Parallèlement, il s’investira sans discontinuer durant toutes ces années dans la vie politique locale, tissant sa toile au fil de ses affectations dans les villages qui gravitent autour de Koupéla. De sorte qu’il n’y a pas un village autour de la ville que Simplice ne connaissait pas. Il n’y a pas un hameau où il n’avait pas une connaissance ou un ami. Car, sans exagération aucune, c’était un génie des relations sociales qui aimait sincèrement les gens et nouait facilement des relations d’amitié. Il était impressionnant, par exemple, de voir à quel point il se sentait parfaitement dans son élément lorsqu’il se retrouvait dans un cabaret de village pour boire le dolo et raconter des histoires drôles. Cela a beaucoup servi sa popularité.

Les conversations que nous avions en famille avec lui montraient clairement qu’il détestait l’injustice sociale. C’était un révolutionnaire dans l’âme qui avait fait le choix de se battre, à l’intérieur des partis au pouvoir, pour faire concrètement avancer les choses au bénéfice de la population. Et ce, malgré certaines incompréhensions. Mais il n’était dupe de rien ! Il avait conscience qu’on ne peut pas plaire à tout le monde dans la vie, et encore moins en politique. Il venait d’une famille modeste et ne l’a jamais oublié. Raison pour laquelle d’ailleurs il se sentait parfaitement à l’aise avec nos concitoyens les plus modestes…

C’est le souvenir de ce Simplice-là qui nous habite au sein de la famille. Et nous n’oublions pas non plus son humour ravageur qui nous faisait rire aux larmes dans les discussions le soir ou lors des événements familiaux.

La disparition précoce de Simplice a rempli la famille, qui a maintenant des ramifications dans d’autres villes du Burkina Faso ainsi qu’à l’étranger, d’un immense chagrin.
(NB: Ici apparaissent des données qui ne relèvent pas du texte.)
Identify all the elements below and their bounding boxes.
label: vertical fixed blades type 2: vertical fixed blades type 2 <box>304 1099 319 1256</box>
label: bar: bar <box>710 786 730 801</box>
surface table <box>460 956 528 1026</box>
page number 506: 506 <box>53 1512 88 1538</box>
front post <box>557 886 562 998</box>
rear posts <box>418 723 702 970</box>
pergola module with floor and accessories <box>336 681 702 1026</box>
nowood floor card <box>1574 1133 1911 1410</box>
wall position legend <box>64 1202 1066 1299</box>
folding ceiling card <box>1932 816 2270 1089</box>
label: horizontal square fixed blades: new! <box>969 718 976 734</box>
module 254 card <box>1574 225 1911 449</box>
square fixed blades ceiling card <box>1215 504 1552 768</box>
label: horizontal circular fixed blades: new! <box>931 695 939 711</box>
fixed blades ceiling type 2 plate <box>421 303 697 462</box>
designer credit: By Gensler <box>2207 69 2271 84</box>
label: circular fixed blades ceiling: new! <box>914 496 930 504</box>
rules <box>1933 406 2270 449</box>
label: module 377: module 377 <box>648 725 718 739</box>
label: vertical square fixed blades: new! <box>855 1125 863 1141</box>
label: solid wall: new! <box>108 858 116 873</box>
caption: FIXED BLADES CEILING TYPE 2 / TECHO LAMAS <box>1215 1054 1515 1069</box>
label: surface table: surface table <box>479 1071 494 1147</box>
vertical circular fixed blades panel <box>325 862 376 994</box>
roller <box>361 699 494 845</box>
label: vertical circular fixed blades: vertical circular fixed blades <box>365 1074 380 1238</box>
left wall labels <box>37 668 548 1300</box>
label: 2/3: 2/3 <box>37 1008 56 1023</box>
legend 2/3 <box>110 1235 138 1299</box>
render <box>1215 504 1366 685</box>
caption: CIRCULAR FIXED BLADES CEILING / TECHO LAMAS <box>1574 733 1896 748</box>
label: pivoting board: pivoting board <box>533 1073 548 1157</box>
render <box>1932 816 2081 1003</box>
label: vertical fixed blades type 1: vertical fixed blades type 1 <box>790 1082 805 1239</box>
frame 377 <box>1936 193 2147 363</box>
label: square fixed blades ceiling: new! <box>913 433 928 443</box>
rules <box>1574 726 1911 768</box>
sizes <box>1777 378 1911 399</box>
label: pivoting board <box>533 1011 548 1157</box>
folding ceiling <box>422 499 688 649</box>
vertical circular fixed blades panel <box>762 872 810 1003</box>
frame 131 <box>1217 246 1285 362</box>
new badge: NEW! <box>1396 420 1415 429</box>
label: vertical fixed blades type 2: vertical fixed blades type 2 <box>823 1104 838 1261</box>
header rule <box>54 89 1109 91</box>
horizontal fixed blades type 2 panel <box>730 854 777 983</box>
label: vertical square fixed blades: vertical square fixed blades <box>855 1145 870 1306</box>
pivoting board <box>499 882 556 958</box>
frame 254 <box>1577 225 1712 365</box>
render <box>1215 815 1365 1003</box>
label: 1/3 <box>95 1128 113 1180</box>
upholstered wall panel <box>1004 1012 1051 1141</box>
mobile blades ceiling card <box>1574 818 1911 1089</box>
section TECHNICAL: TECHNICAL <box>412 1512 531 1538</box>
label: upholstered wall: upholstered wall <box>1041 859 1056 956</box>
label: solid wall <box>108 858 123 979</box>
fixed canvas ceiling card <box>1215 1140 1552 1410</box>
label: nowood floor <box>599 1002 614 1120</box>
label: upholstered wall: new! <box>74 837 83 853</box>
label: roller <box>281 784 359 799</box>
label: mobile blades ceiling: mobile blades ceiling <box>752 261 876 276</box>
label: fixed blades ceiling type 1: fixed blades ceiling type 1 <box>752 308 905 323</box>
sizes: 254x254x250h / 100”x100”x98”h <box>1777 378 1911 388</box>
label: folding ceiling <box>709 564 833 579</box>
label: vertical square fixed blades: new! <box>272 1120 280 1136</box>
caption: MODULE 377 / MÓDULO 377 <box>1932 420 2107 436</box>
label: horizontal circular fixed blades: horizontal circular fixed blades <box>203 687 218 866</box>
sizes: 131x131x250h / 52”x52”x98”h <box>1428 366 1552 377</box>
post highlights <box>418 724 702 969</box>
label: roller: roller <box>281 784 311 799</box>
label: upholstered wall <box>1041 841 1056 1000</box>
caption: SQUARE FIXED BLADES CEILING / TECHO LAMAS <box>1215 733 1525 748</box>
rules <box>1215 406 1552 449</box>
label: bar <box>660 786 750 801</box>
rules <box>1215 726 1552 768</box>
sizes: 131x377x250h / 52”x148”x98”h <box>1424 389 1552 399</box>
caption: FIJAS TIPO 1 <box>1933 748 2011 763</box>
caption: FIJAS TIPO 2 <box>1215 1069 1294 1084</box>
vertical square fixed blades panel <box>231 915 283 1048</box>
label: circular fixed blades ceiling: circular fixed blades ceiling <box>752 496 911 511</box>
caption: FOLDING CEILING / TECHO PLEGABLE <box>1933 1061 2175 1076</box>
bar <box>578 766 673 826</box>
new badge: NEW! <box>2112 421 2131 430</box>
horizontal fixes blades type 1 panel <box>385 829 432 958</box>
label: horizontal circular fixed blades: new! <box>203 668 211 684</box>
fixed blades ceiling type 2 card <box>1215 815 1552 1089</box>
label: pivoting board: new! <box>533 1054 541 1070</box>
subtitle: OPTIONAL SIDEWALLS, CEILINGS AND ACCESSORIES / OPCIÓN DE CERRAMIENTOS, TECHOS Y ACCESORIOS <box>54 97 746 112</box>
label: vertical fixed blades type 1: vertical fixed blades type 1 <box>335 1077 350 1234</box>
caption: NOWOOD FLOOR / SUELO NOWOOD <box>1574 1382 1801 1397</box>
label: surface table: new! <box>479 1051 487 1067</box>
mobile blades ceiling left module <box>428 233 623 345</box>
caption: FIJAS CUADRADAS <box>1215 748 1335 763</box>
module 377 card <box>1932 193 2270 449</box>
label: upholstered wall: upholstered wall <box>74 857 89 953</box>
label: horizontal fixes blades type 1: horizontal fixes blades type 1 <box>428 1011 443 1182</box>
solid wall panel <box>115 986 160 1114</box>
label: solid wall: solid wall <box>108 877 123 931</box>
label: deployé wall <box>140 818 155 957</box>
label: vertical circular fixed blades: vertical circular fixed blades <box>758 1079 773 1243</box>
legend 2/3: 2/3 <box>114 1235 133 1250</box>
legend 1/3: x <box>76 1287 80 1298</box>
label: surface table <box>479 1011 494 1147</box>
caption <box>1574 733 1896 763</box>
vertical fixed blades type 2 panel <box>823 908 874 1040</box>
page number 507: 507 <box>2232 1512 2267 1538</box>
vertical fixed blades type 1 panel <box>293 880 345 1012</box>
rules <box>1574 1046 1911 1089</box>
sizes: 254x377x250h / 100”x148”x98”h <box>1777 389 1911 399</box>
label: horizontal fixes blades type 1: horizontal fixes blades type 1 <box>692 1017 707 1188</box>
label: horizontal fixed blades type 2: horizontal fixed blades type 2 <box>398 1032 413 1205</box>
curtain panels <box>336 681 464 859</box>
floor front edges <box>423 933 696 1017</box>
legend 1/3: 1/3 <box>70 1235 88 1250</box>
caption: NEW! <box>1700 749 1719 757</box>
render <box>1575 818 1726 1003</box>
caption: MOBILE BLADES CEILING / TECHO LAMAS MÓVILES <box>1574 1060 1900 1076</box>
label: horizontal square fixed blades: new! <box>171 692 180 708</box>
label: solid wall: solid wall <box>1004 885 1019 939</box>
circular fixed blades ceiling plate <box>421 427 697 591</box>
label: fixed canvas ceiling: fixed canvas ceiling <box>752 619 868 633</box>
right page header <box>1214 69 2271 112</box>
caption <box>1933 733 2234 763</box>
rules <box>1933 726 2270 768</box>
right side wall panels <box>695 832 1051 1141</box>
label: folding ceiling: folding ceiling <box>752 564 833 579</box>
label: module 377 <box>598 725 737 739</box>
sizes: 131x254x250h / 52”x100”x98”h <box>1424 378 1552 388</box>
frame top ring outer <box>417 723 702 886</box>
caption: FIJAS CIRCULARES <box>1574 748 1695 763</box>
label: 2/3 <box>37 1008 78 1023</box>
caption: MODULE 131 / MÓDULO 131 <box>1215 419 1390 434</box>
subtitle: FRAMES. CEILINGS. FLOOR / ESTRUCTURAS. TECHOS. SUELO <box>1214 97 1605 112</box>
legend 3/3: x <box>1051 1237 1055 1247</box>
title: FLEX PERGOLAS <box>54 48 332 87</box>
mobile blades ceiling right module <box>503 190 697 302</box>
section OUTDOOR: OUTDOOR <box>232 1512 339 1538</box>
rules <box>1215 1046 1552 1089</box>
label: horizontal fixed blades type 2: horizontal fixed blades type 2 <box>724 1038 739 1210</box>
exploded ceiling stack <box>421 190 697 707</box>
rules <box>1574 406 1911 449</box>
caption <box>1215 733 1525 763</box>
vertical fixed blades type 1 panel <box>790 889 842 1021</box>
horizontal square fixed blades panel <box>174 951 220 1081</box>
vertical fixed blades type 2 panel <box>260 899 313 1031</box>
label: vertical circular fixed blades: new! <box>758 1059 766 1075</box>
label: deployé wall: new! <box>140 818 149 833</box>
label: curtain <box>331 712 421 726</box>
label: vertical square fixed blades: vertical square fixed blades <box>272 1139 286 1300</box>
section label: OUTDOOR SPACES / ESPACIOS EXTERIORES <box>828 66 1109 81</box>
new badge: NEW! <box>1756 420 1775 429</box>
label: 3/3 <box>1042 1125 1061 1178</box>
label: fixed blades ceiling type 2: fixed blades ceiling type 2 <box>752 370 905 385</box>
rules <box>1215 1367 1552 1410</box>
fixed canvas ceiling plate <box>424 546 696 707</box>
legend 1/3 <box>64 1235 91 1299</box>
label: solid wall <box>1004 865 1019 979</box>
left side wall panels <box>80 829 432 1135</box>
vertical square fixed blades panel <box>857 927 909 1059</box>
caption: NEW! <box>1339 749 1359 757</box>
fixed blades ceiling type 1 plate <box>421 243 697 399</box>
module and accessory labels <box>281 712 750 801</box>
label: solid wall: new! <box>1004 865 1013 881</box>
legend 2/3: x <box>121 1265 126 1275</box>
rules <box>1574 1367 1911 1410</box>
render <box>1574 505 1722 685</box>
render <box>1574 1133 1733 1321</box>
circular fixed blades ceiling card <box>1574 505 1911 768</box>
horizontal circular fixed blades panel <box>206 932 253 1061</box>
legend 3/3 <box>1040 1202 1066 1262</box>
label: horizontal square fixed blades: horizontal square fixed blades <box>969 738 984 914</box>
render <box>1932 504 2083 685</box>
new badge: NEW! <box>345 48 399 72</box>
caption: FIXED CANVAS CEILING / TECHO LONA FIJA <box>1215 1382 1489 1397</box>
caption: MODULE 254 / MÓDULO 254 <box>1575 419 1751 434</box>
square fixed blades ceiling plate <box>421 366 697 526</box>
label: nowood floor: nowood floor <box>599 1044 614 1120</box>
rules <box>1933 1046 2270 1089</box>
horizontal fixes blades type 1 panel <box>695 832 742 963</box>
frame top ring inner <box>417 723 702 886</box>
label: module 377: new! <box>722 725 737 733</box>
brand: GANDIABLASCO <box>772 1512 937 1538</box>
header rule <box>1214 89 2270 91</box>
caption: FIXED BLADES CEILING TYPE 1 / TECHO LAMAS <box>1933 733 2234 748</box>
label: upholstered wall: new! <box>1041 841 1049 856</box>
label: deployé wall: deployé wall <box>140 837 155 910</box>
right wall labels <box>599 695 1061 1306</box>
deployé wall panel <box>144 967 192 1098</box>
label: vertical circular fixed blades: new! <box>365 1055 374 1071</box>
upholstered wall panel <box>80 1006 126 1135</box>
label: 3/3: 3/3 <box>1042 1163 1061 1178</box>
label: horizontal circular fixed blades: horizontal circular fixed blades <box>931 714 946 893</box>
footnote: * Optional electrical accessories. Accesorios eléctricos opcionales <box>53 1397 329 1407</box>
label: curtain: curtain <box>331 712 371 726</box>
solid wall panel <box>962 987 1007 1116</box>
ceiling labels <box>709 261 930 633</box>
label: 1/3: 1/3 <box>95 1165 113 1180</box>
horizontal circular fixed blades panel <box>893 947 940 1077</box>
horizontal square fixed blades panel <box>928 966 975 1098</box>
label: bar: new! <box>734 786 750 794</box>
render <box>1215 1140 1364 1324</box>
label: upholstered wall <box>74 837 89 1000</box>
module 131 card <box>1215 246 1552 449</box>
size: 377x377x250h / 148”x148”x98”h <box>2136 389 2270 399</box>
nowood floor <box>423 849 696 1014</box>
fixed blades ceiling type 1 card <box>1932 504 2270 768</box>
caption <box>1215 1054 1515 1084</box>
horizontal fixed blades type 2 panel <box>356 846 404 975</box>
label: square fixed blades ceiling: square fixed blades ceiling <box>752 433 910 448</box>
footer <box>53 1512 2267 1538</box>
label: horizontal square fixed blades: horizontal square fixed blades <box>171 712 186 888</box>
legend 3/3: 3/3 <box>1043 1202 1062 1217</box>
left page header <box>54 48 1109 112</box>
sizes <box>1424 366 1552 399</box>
Mais la reconnaissance que la ville de Koupéla lui témoigne aujourd’hui en donnant son nom à une rue qu’il a empruntée de jour comme de nuit et à un bâtiment dont il a soutenu la construction atténue un tant soit peu notre peine. Nous pensons beaucoup à lui et aussi à nos parents décédés qui, de là où ils se trouvent aujourd’hui, ont sans doute suivi les cérémonies d’hommage.

Au nom de la famille et des habitants de Toulgou, je remercie très sincèrement l’actuel maire, Harouna TIROGO, qui a brillamment repris le flambeau à la tête de la ville. Je remercie également toute l’équipe municipale et tous les habitants de Koupéla pour leurs marques d’attention et de sympathie depuis la disparition de Simplice. De là où il est en ce moment, nul doute que, s’il a quelque pouvoir pour intervenir en faveur des habitants de sa ville, il continue et continuera de le faire.